Plus généralement, les cibles dépendent des politiques des groupes de cybercriminels : certains vont se spécialiser dans des cibles visibles à gros revenus et d’autres vont plutôt attaquer des « petits poissons » à petit revenu.
Vous parlez de groupes, or, dans l’imaginaire collectif, le pirate informatique est plutôt seul dans sa cave, qu’en est-il dans la réalité ?
J.-Y. M. : C’est rarement une personne seule qui va mener une attaque. En général, ce sont des groupes. C’est un modèle que la police appelle « ransomware as a service ». Ces groupes offrent un service clé en main pour mener une attaque par rançongiciel. On parle plus généralement de « malware as a service » voire de « crime as a service ».
Il ne faut pas imaginer une organisation qui ressemblerait à une entreprise classique. Ce sont des groupes assez diffus, dont les membres ne se connaissent pas forcément de manière physique et qui vont offrir différents services qui peuvent être séparés :
uniquement l’accès initial à un ordinateur spécifique ;
acheter un rançongiciel ;
avoir un accès à des services de négociation qui vont faciliter la négociation de la rançon.
Il est également possible de s’offrir des services de stockage de données, car si une attaque a pour but d’exfiltrer de grosses quantités de données, il faut pouvoir les stocker et montrer à sa cible qu’on a réellement ces données. À ce propos, certains groupes utilisent ce qu’ils appellent des « murs de la honte » où ils vont afficher sur des sites des informations confidentielles d’une entreprise, par exemple, sur le dark web.
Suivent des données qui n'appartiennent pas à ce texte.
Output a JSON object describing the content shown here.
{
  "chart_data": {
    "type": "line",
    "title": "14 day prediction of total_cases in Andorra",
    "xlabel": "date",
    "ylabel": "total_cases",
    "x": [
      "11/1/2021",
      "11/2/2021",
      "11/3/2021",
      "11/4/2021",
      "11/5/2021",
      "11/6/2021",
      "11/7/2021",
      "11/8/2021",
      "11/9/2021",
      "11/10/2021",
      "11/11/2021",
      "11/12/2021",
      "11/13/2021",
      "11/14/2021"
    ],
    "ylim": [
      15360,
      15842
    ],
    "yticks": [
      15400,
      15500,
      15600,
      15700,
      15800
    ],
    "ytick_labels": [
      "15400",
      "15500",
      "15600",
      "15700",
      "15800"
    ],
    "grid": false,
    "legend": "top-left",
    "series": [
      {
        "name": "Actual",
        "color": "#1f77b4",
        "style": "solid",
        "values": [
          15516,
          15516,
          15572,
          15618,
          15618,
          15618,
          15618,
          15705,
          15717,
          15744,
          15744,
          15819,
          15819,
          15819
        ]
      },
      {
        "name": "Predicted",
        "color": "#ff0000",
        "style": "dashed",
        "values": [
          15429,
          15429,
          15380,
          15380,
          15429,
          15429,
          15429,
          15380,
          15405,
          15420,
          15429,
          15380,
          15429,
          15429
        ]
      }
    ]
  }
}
En bas de l’échelle, on trouve ce que l’on appelle des « affiliés », ce sont les petites mains. On parle même d’« ubérisation de la cybercriminalité ». Ce sont eux qui vont lancer les attaques en utilisant les services du groupe. Si l’attaque réussit et que la cible paye, la rançon est partagée entre le groupe et les affiliés.
Si on va à l’autre bout de l’échelle, on connaît quelques leaders comme celui de Conti, un groupe de pirates basé en Russie. Ce dernier est connu sous les pseudonymes de Stern ou Demon, et agit comme un PDG. Des travaux universitaires ont même montré son modèle de management. Il semble qu’il fasse du micromanagement, où il tente de régler tous les problèmes entre ses « employés » et de contrôler toutes les tâches qu’ils effectuent sans très grande anticipation.
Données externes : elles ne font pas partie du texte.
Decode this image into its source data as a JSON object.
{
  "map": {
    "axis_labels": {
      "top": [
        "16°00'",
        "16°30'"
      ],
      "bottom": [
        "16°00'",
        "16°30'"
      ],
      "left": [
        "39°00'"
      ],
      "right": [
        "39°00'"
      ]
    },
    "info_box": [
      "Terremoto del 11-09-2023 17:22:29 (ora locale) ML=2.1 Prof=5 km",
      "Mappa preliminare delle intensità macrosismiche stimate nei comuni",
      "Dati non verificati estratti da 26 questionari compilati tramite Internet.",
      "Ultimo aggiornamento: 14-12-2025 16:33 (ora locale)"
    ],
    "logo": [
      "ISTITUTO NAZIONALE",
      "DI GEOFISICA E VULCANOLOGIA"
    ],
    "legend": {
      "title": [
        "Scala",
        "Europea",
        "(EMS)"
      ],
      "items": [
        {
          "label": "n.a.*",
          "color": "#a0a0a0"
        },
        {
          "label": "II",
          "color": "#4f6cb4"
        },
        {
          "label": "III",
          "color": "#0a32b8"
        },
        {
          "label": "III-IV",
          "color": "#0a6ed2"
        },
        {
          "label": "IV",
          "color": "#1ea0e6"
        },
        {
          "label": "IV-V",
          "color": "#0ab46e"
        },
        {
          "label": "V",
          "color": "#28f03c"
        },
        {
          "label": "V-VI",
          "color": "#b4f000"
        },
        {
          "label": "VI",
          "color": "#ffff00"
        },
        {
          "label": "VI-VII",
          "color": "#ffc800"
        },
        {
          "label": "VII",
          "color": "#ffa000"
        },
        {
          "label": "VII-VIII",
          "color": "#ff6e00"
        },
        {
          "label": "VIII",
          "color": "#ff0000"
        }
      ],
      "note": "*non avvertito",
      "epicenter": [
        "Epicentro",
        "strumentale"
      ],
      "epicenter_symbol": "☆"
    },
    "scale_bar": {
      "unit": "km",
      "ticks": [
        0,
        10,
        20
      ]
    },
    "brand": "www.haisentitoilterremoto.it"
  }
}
Maintenant que l’on connaît mieux l’écosystème criminel, expliquez-nous comment, techniquement, on peut entrer dans un système ?
J.-Y. M. : On peut diviser ça en grandes étapes.
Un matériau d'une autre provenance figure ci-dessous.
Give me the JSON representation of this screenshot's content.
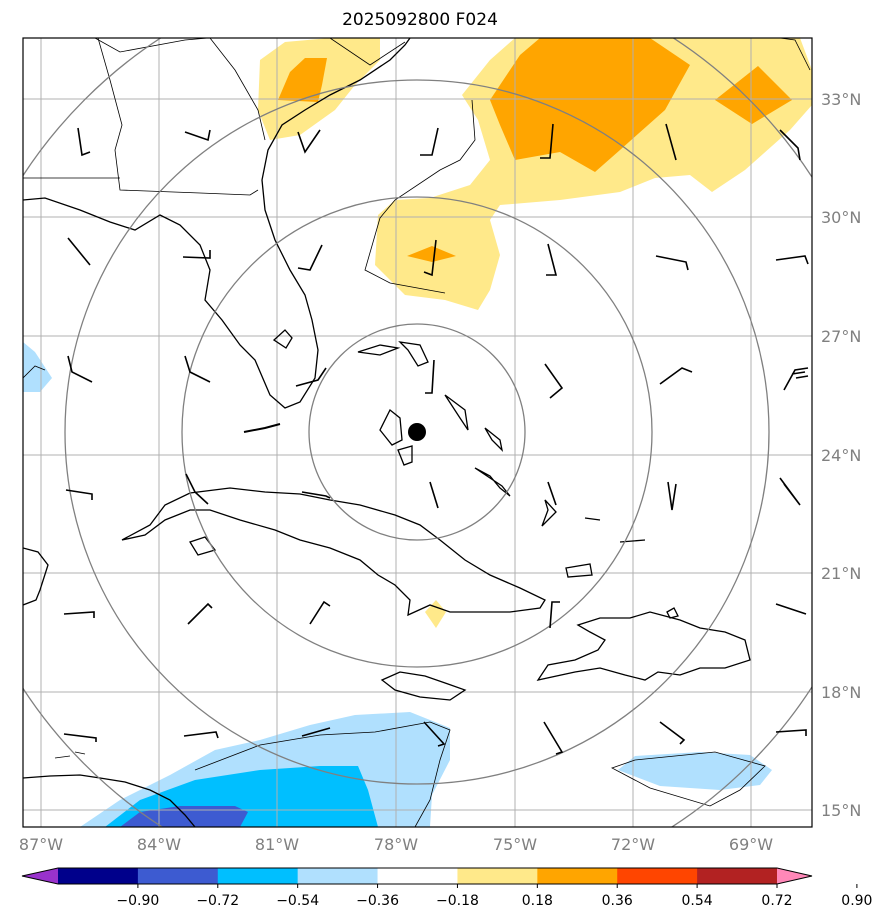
{
  "title": "2025092800 F024",
  "x_ticks": [
    "87°W",
    "84°W",
    "81°W",
    "78°W",
    "75°W",
    "72°W",
    "69°W"
  ],
  "y_ticks": [
    "33°N",
    "30°N",
    "27°N",
    "24°N",
    "21°N",
    "18°N",
    "15°N"
  ],
  "colorbar": {
    "ticks": [
      "−0.90",
      "−0.72",
      "−0.54",
      "−0.36",
      "−0.18",
      "0.18",
      "0.36",
      "0.54",
      "0.72",
      "0.90"
    ],
    "colors": [
      "#9932cc",
      "#00008b",
      "#3d5bd1",
      "#00bfff",
      "#b0e0fe",
      "#ffffff",
      "#ffe98a",
      "#ffa500",
      "#ff4500",
      "#b22222",
      "#ff88b8"
    ]
  },
  "colors": {
    "pos_weak": "#ffe98a",
    "pos_mid": "#ffa500",
    "neg_weak": "#b0e0fe",
    "neg_mid": "#00bfff",
    "neg_strong": "#3d5bd1",
    "gridline": "#b0b0b0",
    "range_ring": "#808080"
  },
  "center_marker": "storm-center"
}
La première, c’est la plus diffuse, c’est la reconnaissance de la cible. Essayer d’avoir la meilleure connaissance possible des victimes potentielles, tenter de savoir s’il y a des vulnérabilités, donc des endroits où l’on pourrait attaquer. Un autre aspect est de bien connaître les revenus de la cible pour, in fine, adapter la rançon.
Une fois ce travail réalisé, il faut réussir à obtenir un premier accès dans le réseau. C’est souvent la partie la plus complexe et elle est faite, généralement par une personne physique derrière son ordinateur. Pas besoin d’être nombreux pour cette étape. Ce qui fonctionne le mieux, c’est l’ingénierie sociale. On va chercher à manipuler une personne pour obtenir une information en exploitant sa confiance, son ignorance ou sa crédulité.
Prenons un exemple, avec votre cas, imaginons que l’on cherche à infiltrer le réseau de The Conversation et que l’attaquant vous connaisse. Il sait que vous êtes journaliste scientifique et toujours à l’affût d’un bon sujet à traiter. Il va donc vous envoyer un mail qui va vous dire : « Regardez, je viens de publier un excellent article scientifique dans une grande revue, je pense que cela ferait un très bon sujet pour votre média, cliquez ici pour en prendre connaissance. »
À ce moment-là, vous cliquez et vous arrivez sur un site qu’il contrôle et qui va vous forcer à télécharger un logiciel malveillant. Ce type de technique peut fonctionner sur énormément de personnes à condition de connaître le bon moyen de pression.
Dans le cas que l’on vient de prendre, il s’agissait d’une attaque bien ciblée. On peut aussi prendre le cas inverse et envoyer un très grand nombre d’emails sans ciblage.
Le cas classique est ce mail, que vous avez peut-être déjà reçu, venant soi-disant de la police et qui vous indique que vous avez commis une infraction et que vous devez payer une amende. Le gros problème, c’est que c’est devenu plus facile de rédiger des mails sans faute d’orthographe ni de grammaire grâce aux outils d’IA. Détecter le vrai du faux est de plus en plus complexe.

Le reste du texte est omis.